Paul Steele writes: “I had travelled up to the North of Azerbaijan, to the town of Sheki (or Shaki). A beautiful and ancient City with a gorgeous backdrop of the Caucasus mountains, nestled not far from the borders of Georgia and Russia. I had spent some time in the amazing Sheki Khan Palace as I wrote about earlier, but now I had a couple of hours to wander and catch a small glimpse of this fascinating city.
A city known throughout Azerbaijan for its people having a great natural sense of humour. A City built on ages, with first inhabitants at least from 2700 years ago, the place had seen so much. Empires, countries, independence and kingdoms have helped to shape what we see today. The streets lined with old and gorgeous architecture, a real feel of stepping back in time. From the palace you do not need to walk more than a couple hundred metres before happening upon a gem, in the fog it looked surreal, a 5th Century Albanian Church. On its outside there are old gravestones of Christians and more. Inside you can take a tour of how it would have been used along with ancient artifacts of bread making, clothes and music of the era.
On one of the main streets of Sheki i found myself intrigued. Shops hidden away inside the old stone walls. Being on the silk road and a producer of silk for over four centuries it was no surprise to find the place having perfect examples of silk garments on offer amongst local art and jewelry to name just few things. There is still a silk factory in the City today.Another must see is the Caravansarai. The old brown gates mark the entrance to what once housed the caravans travelling to and from China on the silk road. At the peak of the silk route it was the biggest in the Caucasus region. Inside it is beautiful with the high stone domed entrance that leads to stone passageways and open garden and water features.

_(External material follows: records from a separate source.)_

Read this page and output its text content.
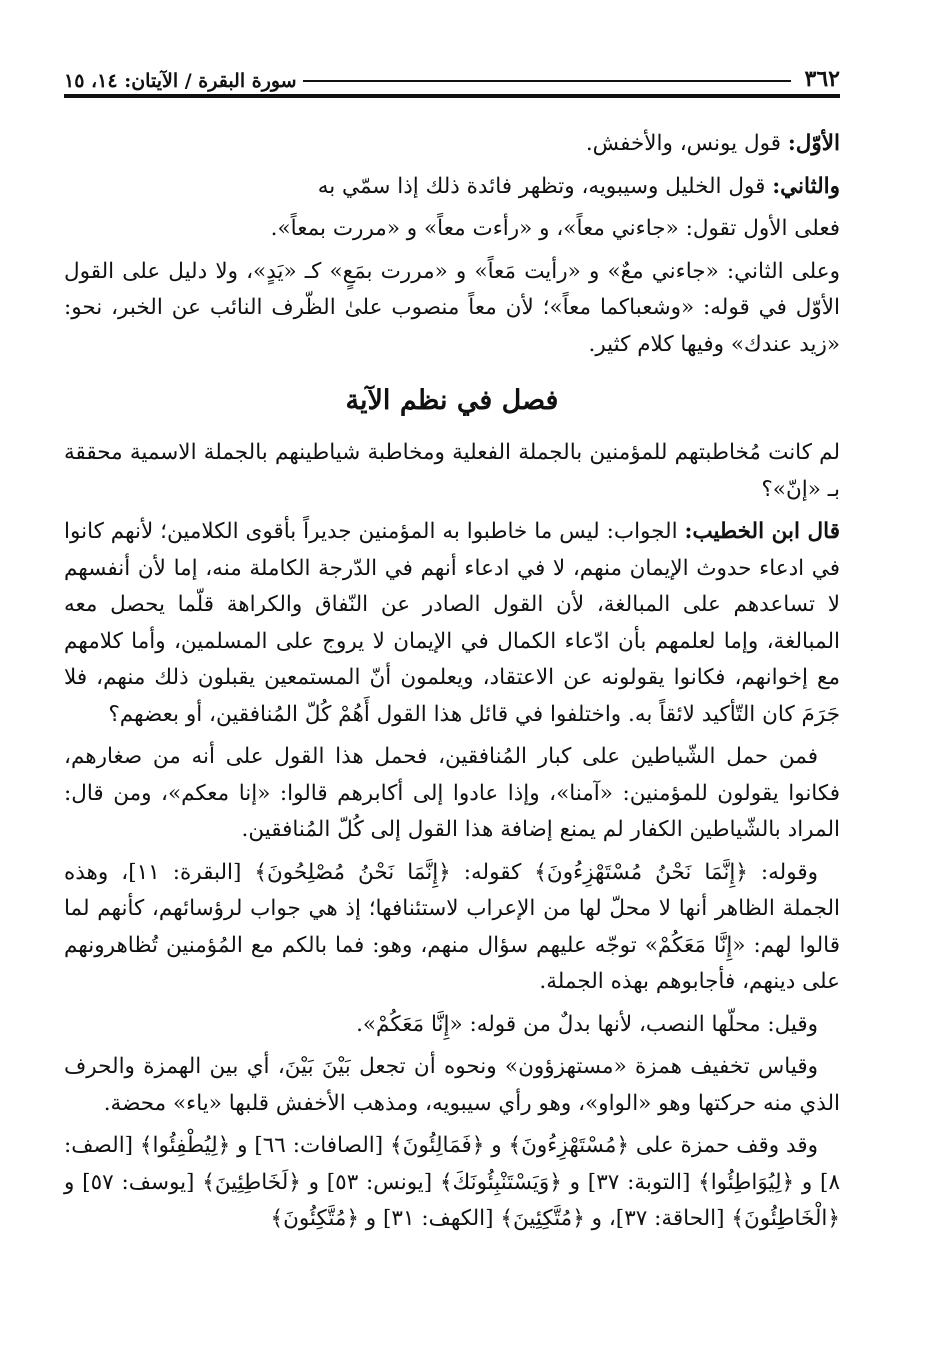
٣٦٢
سورة البقرة / الآيتان: ١٤، ١٥

الأوّل: قول يونس، والأخفش.

والثاني: قول الخليل وسيبويه، وتظهر فائدة ذلك إذا سمّي به

فعلى الأول تقول: «جاءني معاً»، و «رأءت معاً» و «مررت بمعاً».

وعلى الثاني: «جاءني معٌ» و «رأيت مَعاً» و «مررت بمَعٍ» كـ «يَدٍ»، ولا دليل على القول الأوّل في قوله: «وشعباكما معاً»؛ لأن معاً منصوب علىٰ الظّرف النائب عن الخبر، نحو: «زيد عندك» وفيها كلام كثير.

فصل في نظم الآية

لم كانت مُخاطبتهم للمؤمنين بالجملة الفعلية ومخاطبة شياطينهم بالجملة الاسمية محققة بـ «إنّ»؟

قال ابن الخطيب: الجواب: ليس ما خاطبوا به المؤمنين جديراً بأقوى الكلامين؛ لأنهم كانوا في ادعاء حدوث الإيمان منهم، لا في ادعاء أنهم في الدّرجة الكاملة منه، إما لأن أنفسهم لا تساعدهم على المبالغة، لأن القول الصادر عن النّفاق والكراهة قلّما يحصل معه المبالغة، وإما لعلمهم بأن ادّعاء الكمال في الإيمان لا يروج على المسلمين، وأما كلامهم مع إخوانهم، فكانوا يقولونه عن الاعتقاد، ويعلمون أنّ المستمعين يقبلون ذلك منهم، فلا جَرَمَ كان التّأكيد لائقاً به. واختلفوا في قائل هذا القول أَهُمْ كُلّ المُنافقين، أو بعضهم؟

فمن حمل الشّياطين على كبار المُنافقين، فحمل هذا القول على أنه من صغارهم، فكانوا يقولون للمؤمنين: «آمنا»، وإذا عادوا إلى أكابرهم قالوا: «إنا معكم»، ومن قال: المراد بالشّياطين الكفار لم يمنع إضافة هذا القول إلى كُلّ المُنافقين.

وقوله: ﴿إِنَّمَا نَحْنُ مُسْتَهْزِءُونَ﴾ كقوله: ﴿إِنَّمَا نَحْنُ مُصْلِحُونَ﴾ [البقرة: ١١]، وهذه الجملة الظاهر أنها لا محلّ لها من الإعراب لاستئنافها؛ إذ هي جواب لرؤسائهم، كأنهم لما قالوا لهم: «إِنَّا مَعَكُمْ» توجّه عليهم سؤال منهم، وهو: فما بالكم مع المُؤمنين تُظاهرونهم على دينهم، فأجابوهم بهذه الجملة.

وقيل: محلّها النصب، لأنها بدلٌ من قوله: «إِنَّا مَعَكُمْ».

وقياس تخفيف همزة «مستهزؤون» ونحوه أن تجعل بَيْنَ بَيْنَ، أي بين الهمزة والحرف الذي منه حركتها وهو «الواو»، وهو رأي سيبويه، ومذهب الأخفش قلبها «ياء» محضة.

وقد وقف حمزة على ﴿مُسْتَهْزِءُونَ﴾ و ﴿فَمَالِئُونَ﴾ [الصافات: ٦٦] و ﴿لِيُطْفِئُوا﴾ [الصف: ٨] و ﴿لِيُوَاطِئُوا﴾ [التوبة: ٣٧] و ﴿وَيَسْتَنْبِئُونَكَ﴾ [يونس: ٥٣] و ﴿لَخَاطِئِينَ﴾ [يوسف: ٥٧] و ﴿الْخَاطِئُونَ﴾ [الحاقة: ٣٧]، و ﴿مُتَّكِئِينَ﴾ [الكهف: ٣١] و ﴿مُتَّكِئُونَ﴾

I tried to imagine the bustle from its original use. Traders passing through and meeting in the open space for deals and merriment. Of course in just a couple of hours I could not see everything although I will be back soon for sure. But, there was always time for grabbing some of the local sweet delicacy. I was shown to a little sweet shop and my tastebuds had a chance to explode. There on the counter was an unmistakable great big round Sheki Pahlava. Made from honey, hazelnuts and flour it was so so sweet I tasted… and tasted… and bought like so many people do when visiting, it is a must.”